Вьянелло отрицательно покачал головой.
- Кто ее нашел?
- Сосед. Он пришел домой пообедать.
- Он заметил что-нибудь подозрительное?
Вьянелло снова покачал головой.
- Когда это случилось?
- Сосед говорит, что она, кажется, была еще жива, когда он ее обнаружил без малого в час дня. Но точно он не уверен.
- Она что-нибудь сказала?
- Он вызвал скорую, но к тому времени, как машина приехала, жена Яковантуоно скончалась.
- Соседей допрашивали?
- Кто?
- Тревизская полиция.
- Нет, они никого не допрашивали. Думаю, их не интересуют ничьи свидетельства.
- Почему же, бог ты мой?
- Они сочли происшествие несчастным случаем.
- Разумеется, это и должно было выглядеть как несчастный случай! - взорвался Брунетти. Вьянелло промолчал. Брунетти спросил: - Кто-нибудь разговаривал с ее мужем?
- Когда это случилось, он был на работе.
- Кто-нибудь с ним разговаривал? - с нажимом переспросил Брунетти.
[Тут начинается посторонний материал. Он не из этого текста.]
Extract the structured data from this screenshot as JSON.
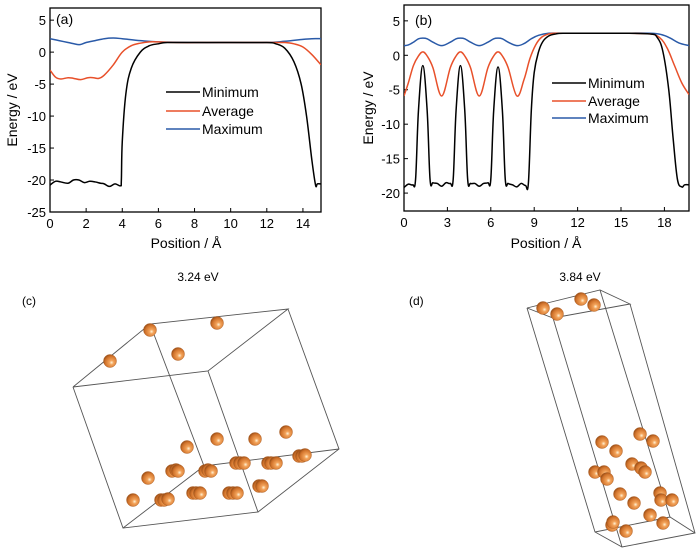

- Не думаю, комиссар. Полагаю, ему лишь сообщили о случившемся - и все.
- Мы можем достать машину? - осведомился Брунетти.
Вьянелло подошел к телефону, набрал номер и некоторое время с кем-то говорил. Повесив трубку, он обернулся к комиссару:
- Машина будет ждать нас на Пьяццале Рома в пять тридцать.
- Я позвоню жене, - сказал Брунетти.
Паолы дома не оказалось, так что он попросил Кьяру передать матери, что, вероятно, задержится и не скоро вернется домой.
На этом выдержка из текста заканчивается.